The call trace is quite straightforward in such a context. The "rados put" command line was appending data to the object, the offset was added with stripe size, after several seconds, the "rados rm" command line trying to delete the object and clear the offset to zero, but the "rados put" did not sense it at all and appending the data with a offset great than zero, so the assertion happened and the osd corrupted. The variable old_size is the previous offset which is always greater than zero, while the variable total_chunk_size has been set to zero.
Then the "rados put" would find another living osd and corrupted it with the same way, after 3 osds corrupted, the whole pg could not write and read any more.
By the way, I encountered this bug on giant-0.87, but I believe it still exist on upstream.

Duplicates Ceph - Bug #11507: object creation by write cannot use an offset on an erasure coded pool Resolved 04/30/2015


#2 Updated by Kefu Chai about 4 years ago

xingyi, i am not able to reproduce your crash on master. will try it on the firefly branch.

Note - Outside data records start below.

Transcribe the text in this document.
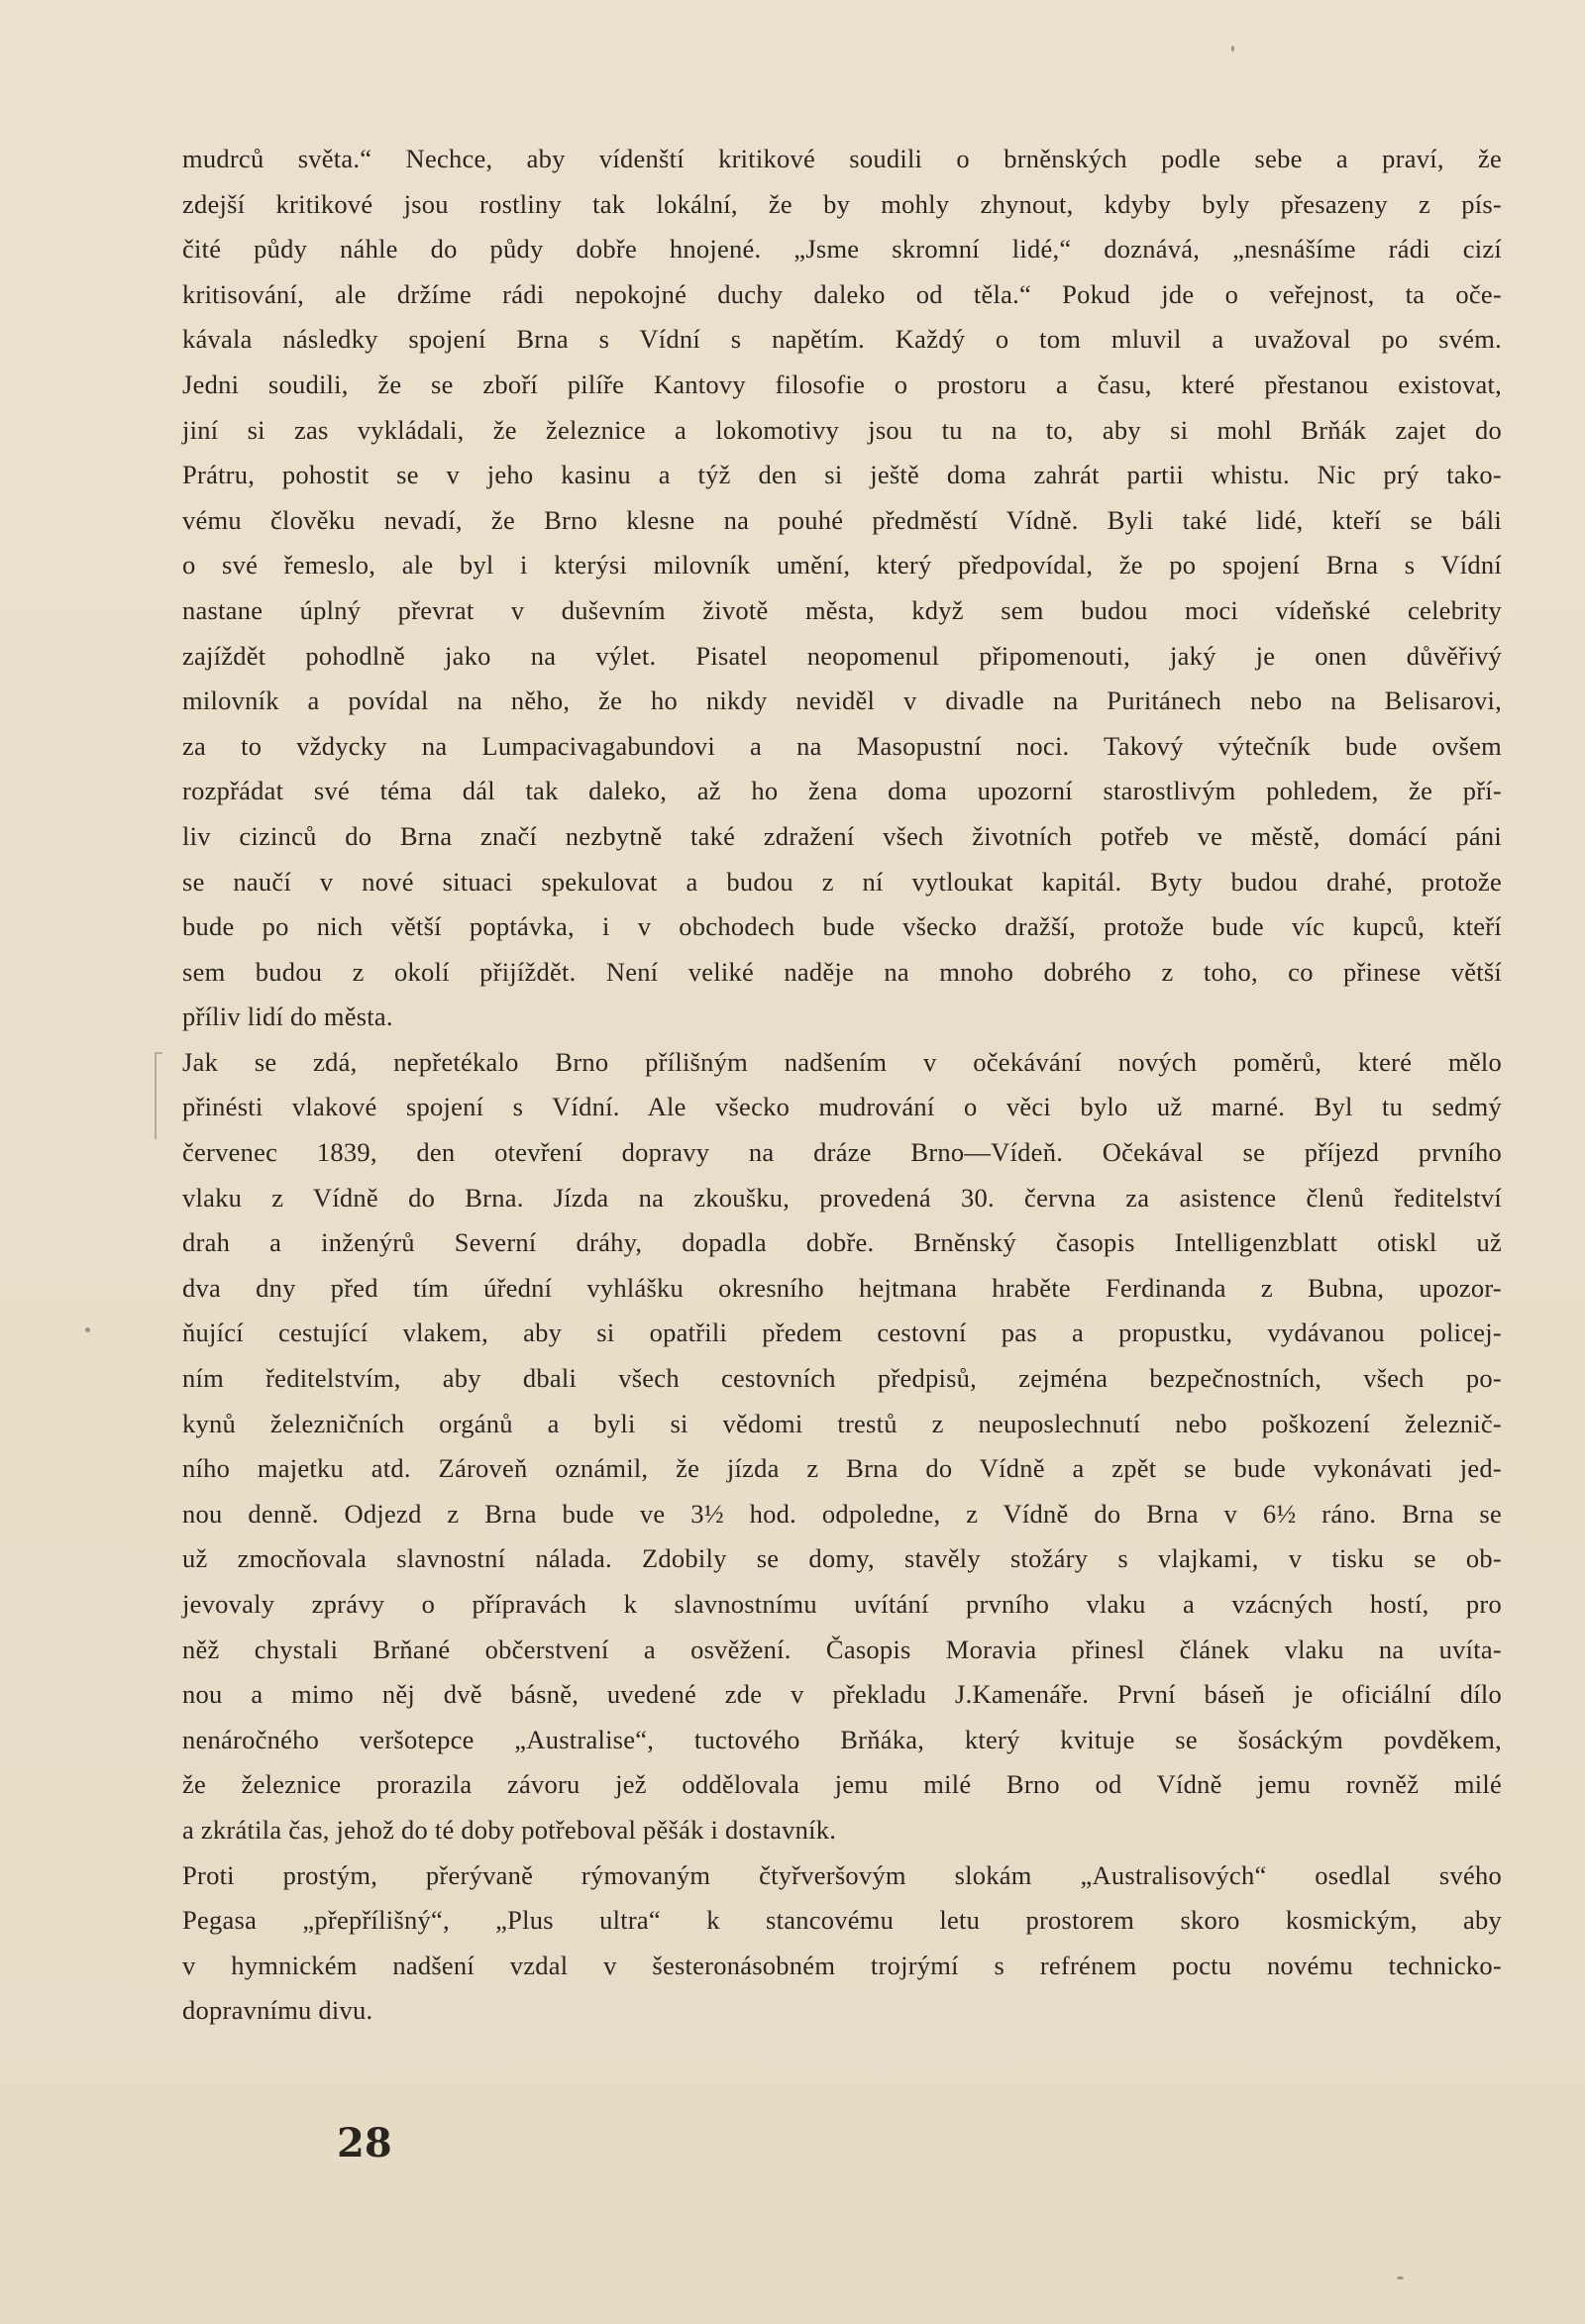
mudrců světa.“ Nechce, aby vídenští kritikové soudili o brněnských podle sebe a praví, že
zdejší kritikové jsou rostliny tak lokální, že by mohly zhynout, kdyby byly přesazeny z pís-
čité půdy náhle do půdy dobře hnojené. „Jsme skromní lidé,“ doznává, „nesnášíme rádi cizí
kritisování, ale držíme rádi nepokojné duchy daleko od těla.“ Pokud jde o veřejnost, ta oče-
kávala následky spojení Brna s Vídní s napětím. Každý o tom mluvil a uvažoval po svém.
Jedni soudili, že se zboří pilíře Kantovy filosofie o prostoru a času, které přestanou existovat,
jiní si zas vykládali, že železnice a lokomotivy jsou tu na to, aby si mohl Brňák zajet do
Prátru, pohostit se v jeho kasinu a týž den si ještě doma zahrát partii whistu. Nic prý tako-
vému člověku nevadí, že Brno klesne na pouhé předměstí Vídně. Byli také lidé, kteří se báli
o své řemeslo, ale byl i kterýsi milovník umění, který předpovídal, že po spojení Brna s Vídní
nastane úplný převrat v duševním životě města, když sem budou moci vídeňské celebrity
zajíždět pohodlně jako na výlet. Pisatel neopomenul připomenouti, jaký je onen důvěřivý
milovník a povídal na něho, že ho nikdy neviděl v divadle na Puritánech nebo na Belisarovi,
za to vždycky na Lumpacivagabundovi a na Masopustní noci. Takový výtečník bude ovšem
rozpřádat své téma dál tak daleko, až ho žena doma upozorní starostlivým pohledem, že pří-
liv cizinců do Brna značí nezbytně také zdražení všech životních potřeb ve městě, domácí páni
se naučí v nové situaci spekulovat a budou z ní vytloukat kapitál. Byty budou drahé, protože
bude po nich větší poptávka, i v obchodech bude všecko dražší, protože bude víc kupců, kteří
sem budou z okolí přijíždět. Není veliké naděje na mnoho dobrého z toho, co přinese větší
příliv lidí do města.
Jak se zdá, nepřetékalo Brno přílišným nadšením v očekávání nových poměrů, které mělo
přinésti vlakové spojení s Vídní. Ale všecko mudrování o věci bylo už marné. Byl tu sedmý
červenec 1839, den otevření dopravy na dráze Brno—Vídeň. Očekával se příjezd prvního
vlaku z Vídně do Brna. Jízda na zkoušku, provedená 30. června za asistence členů ředitelství
drah a inženýrů Severní dráhy, dopadla dobře. Brněnský časopis Intelligenzblatt otiskl už
dva dny před tím úřední vyhlášku okresního hejtmana hraběte Ferdinanda z Bubna, upozor-
ňující cestující vlakem, aby si opatřili předem cestovní pas a propustku, vydávanou policej-
ním ředitelstvím, aby dbali všech cestovních předpisů, zejména bezpečnostních, všech po-
kynů železničních orgánů a byli si vědomi trestů z neuposlechnutí nebo poškození železnič-
ního majetku atd. Zároveň oznámil, že jízda z Brna do Vídně a zpět se bude vykonávati jed-
nou denně. Odjezd z Brna bude ve 3½ hod. odpoledne, z Vídně do Brna v 6½ ráno. Brna se
už zmocňovala slavnostní nálada. Zdobily se domy, stavěly stožáry s vlajkami, v tisku se ob-
jevovaly zprávy o přípravách k slavnostnímu uvítání prvního vlaku a vzácných hostí, pro
něž chystali Brňané občerstvení a osvěžení. Časopis Moravia přinesl článek vlaku na uvíta-
nou a mimo něj dvě básně, uvedené zde v překladu J.Kamenáře. První báseň je oficiální dílo
nenáročného veršotepce „Australise“, tuctového Brňáka, který kvituje se šosáckým povděkem,
že železnice prorazila závoru jež oddělovala jemu milé Brno od Vídně jemu rovněž milé
a zkrátila čas, jehož do té doby potřeboval pěšák i dostavník.
Proti prostým, přerývaně rýmovaným čtyřveršovým slokám „Australisových“ osedlal svého
Pegasa „přepřílišný“, „Plus ultra“ k stancovému letu prostorem skoro kosmickým, aby
v hymnickém nadšení vzdal v šesteronásobném trojrýmí s refrénem poctu novému technicko-
dopravnímu divu.
28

diff --git a/src/test/erasure-code/ b/src/test/erasure-code/
index 5ba2f8f..011c853 100755
--- a/src/test/erasure-code/
+++ b/src/test/erasure-code/
@@ -215,6 +215,23 @@ function TEST_rados_put_get_shec() {
     ./ceph osd erasure-code-profile rm $profile

+function TEST_put_rm() {
+       local poolname=pool-42
+       local profile=profile-42
+       ./ceph osd erasure-code-profile set $profile \
+            plugin=isa \
+                k=4 m=2 \
+                ruleset-failure-domain=osd || return 1
+       ./ceph osd pool create $poolname 1 1 erasure $profile \
+        || return 1
+       local filename=`date +Y%m%d%H%M%S`
+       dd if=/dev/zero of=$filename bs=64M count=1
+       rados put -p $poolname $filename $filename x%x || return 1
+       sleep 2
+       rados rm -p $poolname $filename || return 1
+       rm -f $filename
 function TEST_alignment_constraints() {
     local payload=ABC
     echo "$payload" > $dir/ORIGINAL

#3 Updated by Kefu Chai about 4 years ago

  • Description updated (diff)

#4 Updated by Samuel Just about 4 years ago

  • Status changed from New to Duplicate

#5 Updated by xingyi wu about 4 years ago

Hi?Samuel? could you please show me the duplicated bug?

#6 Updated by Kefu Chai about 4 years ago

xingyi, please see the "Related issues" above, it's #11507.